Emotions ranging from fear and disillusionment to love and determination were
all there:
"Enough!" "Your love is a dangerous thing - use it
everywhere you go."
"Don't let it be a cowardly moment."
"Enough!"
"Your love is a dangerous thing - use it everywhere you go."
"We are all the same. We can all bleed."
"We deserve to feel safe in our home town."
"Feels like a home invasion."
The only (slightly) seditious statement, "The powers imprisoning people
are the powers that shot Mark Carson" alluded to the treatment of the
people in the Greenwich Village community by the NYPD.

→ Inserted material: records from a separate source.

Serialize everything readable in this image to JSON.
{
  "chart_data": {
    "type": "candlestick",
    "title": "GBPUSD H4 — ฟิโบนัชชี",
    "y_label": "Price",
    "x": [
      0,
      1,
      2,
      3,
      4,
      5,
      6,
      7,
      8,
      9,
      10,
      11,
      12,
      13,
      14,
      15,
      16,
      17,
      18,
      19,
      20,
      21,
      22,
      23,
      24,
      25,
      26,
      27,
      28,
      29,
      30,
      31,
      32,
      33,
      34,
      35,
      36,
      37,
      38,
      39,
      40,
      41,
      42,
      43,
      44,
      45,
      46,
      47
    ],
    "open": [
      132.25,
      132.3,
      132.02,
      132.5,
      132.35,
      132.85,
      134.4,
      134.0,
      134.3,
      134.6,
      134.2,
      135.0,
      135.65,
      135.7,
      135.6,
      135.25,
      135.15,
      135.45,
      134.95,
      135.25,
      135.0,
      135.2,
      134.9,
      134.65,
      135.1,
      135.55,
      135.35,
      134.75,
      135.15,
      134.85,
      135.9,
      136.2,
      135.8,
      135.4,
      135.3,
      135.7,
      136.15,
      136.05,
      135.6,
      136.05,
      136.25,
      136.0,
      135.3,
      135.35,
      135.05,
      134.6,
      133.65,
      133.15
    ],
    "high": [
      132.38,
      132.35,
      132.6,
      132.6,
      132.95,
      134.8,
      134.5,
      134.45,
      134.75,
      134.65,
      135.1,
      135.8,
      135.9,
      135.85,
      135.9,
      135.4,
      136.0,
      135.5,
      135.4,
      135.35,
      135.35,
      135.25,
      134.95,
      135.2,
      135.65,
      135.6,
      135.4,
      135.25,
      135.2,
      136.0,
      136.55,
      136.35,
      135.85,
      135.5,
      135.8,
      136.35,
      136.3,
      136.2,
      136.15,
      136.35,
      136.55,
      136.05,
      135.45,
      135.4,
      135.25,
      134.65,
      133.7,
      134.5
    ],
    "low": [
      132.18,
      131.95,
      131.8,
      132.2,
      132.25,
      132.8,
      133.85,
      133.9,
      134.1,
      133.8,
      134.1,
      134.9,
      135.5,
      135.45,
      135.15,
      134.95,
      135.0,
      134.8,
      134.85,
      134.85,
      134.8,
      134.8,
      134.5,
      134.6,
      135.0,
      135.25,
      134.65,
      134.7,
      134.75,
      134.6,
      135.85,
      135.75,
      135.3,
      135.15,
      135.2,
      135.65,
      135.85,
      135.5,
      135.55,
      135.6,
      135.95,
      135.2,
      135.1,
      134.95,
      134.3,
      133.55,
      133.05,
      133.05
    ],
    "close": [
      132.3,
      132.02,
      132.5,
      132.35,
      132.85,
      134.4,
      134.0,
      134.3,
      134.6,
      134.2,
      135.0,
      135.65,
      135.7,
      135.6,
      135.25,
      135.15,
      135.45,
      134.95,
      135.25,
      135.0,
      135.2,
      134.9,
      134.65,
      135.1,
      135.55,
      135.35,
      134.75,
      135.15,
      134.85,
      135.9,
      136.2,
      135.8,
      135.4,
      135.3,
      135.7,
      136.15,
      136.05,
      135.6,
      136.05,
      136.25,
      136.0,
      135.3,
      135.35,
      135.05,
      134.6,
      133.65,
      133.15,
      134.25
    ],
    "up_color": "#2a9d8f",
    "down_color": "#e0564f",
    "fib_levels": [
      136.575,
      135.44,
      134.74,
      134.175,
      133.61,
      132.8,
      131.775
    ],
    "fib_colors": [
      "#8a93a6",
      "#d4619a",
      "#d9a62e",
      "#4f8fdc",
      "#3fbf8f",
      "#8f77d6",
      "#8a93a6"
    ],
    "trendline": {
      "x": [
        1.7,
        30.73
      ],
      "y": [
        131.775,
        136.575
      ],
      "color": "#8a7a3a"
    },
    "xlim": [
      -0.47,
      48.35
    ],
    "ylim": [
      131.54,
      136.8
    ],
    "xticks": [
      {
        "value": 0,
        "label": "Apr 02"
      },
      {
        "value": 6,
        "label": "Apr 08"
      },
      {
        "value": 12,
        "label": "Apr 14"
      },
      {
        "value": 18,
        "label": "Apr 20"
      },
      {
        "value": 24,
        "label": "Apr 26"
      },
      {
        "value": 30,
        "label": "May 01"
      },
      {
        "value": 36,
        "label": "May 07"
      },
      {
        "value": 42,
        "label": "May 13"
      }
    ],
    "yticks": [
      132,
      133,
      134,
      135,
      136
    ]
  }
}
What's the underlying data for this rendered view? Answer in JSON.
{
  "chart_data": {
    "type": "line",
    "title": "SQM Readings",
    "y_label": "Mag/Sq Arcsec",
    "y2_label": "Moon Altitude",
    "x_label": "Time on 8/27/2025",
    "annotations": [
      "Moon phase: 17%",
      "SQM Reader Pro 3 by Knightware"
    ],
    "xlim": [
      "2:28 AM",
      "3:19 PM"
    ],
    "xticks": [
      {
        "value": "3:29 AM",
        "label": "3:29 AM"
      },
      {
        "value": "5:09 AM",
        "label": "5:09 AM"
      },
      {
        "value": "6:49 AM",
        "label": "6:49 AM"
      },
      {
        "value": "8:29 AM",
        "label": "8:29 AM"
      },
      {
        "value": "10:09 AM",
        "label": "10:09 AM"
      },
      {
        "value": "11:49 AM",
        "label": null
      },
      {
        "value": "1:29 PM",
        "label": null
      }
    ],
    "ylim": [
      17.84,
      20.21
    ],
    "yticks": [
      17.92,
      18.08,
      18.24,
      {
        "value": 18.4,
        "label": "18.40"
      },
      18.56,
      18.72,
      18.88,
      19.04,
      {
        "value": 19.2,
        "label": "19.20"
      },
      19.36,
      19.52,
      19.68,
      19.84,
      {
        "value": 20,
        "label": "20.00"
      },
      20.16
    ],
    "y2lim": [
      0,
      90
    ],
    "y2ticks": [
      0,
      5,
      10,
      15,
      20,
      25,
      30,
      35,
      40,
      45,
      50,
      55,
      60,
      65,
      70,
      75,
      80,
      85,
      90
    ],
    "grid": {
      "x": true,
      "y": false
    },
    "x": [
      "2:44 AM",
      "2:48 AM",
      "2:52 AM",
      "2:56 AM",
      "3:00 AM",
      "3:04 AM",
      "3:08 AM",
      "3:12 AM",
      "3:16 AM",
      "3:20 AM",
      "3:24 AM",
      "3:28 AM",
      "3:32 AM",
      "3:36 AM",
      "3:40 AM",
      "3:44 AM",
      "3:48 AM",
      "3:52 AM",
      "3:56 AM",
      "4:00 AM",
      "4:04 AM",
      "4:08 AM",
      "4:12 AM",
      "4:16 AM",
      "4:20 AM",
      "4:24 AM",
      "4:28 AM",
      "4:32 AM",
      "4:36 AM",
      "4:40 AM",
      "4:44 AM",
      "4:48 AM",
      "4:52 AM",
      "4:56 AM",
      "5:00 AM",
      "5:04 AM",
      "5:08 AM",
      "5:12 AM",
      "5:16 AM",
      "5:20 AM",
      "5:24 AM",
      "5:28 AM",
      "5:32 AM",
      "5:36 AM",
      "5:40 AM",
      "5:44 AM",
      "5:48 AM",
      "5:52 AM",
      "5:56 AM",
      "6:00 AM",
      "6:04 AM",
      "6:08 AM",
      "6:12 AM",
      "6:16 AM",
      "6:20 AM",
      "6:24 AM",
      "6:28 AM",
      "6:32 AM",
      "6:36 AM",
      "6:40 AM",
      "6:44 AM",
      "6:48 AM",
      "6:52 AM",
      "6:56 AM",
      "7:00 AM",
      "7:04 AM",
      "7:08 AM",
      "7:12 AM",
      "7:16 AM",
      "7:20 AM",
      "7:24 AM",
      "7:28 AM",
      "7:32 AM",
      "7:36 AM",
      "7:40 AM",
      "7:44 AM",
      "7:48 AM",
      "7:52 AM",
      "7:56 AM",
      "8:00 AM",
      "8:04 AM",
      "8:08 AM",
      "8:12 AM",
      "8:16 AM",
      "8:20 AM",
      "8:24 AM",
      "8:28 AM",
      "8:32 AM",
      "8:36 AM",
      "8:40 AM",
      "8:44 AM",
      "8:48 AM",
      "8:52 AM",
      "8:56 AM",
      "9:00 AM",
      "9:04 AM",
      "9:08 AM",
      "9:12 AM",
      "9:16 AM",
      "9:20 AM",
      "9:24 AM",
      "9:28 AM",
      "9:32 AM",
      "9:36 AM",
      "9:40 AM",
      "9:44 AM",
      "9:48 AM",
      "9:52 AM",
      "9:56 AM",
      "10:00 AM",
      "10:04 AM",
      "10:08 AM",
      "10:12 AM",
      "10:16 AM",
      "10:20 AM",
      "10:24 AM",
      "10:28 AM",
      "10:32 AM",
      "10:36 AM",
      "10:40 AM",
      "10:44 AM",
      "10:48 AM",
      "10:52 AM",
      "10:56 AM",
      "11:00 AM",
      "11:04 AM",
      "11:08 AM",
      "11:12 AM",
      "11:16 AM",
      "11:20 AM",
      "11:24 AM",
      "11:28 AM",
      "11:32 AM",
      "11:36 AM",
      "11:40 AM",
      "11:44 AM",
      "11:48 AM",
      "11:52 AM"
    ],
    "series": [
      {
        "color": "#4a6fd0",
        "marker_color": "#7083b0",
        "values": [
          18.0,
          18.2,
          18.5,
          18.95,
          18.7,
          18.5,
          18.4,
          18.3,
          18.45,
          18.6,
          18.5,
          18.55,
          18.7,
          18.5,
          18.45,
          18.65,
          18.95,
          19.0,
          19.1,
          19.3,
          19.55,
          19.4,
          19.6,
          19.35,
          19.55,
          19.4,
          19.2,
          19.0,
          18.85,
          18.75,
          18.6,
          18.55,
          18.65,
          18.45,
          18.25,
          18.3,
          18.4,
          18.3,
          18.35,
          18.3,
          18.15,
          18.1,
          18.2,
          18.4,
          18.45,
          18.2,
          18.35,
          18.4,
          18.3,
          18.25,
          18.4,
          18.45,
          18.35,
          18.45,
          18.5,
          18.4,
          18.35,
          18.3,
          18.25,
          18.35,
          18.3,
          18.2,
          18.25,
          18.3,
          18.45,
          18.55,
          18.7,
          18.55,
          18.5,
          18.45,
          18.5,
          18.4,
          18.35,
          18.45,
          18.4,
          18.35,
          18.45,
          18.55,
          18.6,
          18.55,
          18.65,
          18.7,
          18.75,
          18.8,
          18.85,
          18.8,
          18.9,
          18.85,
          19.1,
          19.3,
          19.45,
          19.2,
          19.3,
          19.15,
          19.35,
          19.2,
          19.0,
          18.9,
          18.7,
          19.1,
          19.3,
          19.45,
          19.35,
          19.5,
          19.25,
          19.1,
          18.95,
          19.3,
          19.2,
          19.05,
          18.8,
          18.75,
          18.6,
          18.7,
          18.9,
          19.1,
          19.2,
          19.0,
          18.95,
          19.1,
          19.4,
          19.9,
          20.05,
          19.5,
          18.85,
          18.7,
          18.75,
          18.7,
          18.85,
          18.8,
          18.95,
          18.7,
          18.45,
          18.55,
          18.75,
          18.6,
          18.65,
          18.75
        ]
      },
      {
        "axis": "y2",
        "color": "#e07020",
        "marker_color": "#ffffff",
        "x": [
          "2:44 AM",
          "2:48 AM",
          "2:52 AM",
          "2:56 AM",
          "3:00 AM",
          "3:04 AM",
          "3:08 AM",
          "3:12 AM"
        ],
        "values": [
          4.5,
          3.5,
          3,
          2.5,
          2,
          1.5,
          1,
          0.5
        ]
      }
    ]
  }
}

The vigil was impassioned, but not as inspirational as one would would hope
for, simply because so many people have heard the same voices throughout the
years since the death of Matthew Shepherd. It is also difficult to inspire
people who have become indifferent. What sets aside this vigil from the
"Laramie Project" reaction during Shepherd's funeral, perhaps, is the
sense of community - a community within an enormous city. It is a community
trying to tell everyone that it has tried to be a microcosm of love and
acceptance, a community with a sense of purpose - and that sense of purpose was
violated, but not beaten. "Feels like a home invasion" was probably
the most poignant of the vigil statements.
Rage
"Our grief and our anger brought us
together."
The murder happened just a few blocks away from
the Stonewall Inn, where, in 1969, the gay rights movement was born, bringing a
sense of continuance to the vigil. In fact, from the statements during the
vigil, rage was heaped upon a society at large rather than focused on any
particular group. In many ways, the vigil seemed to make a valiant attempt to
transcend hate by overcoming it with determination coupled with pride in the
courage of Mark Carson, imploring everyone to be like him.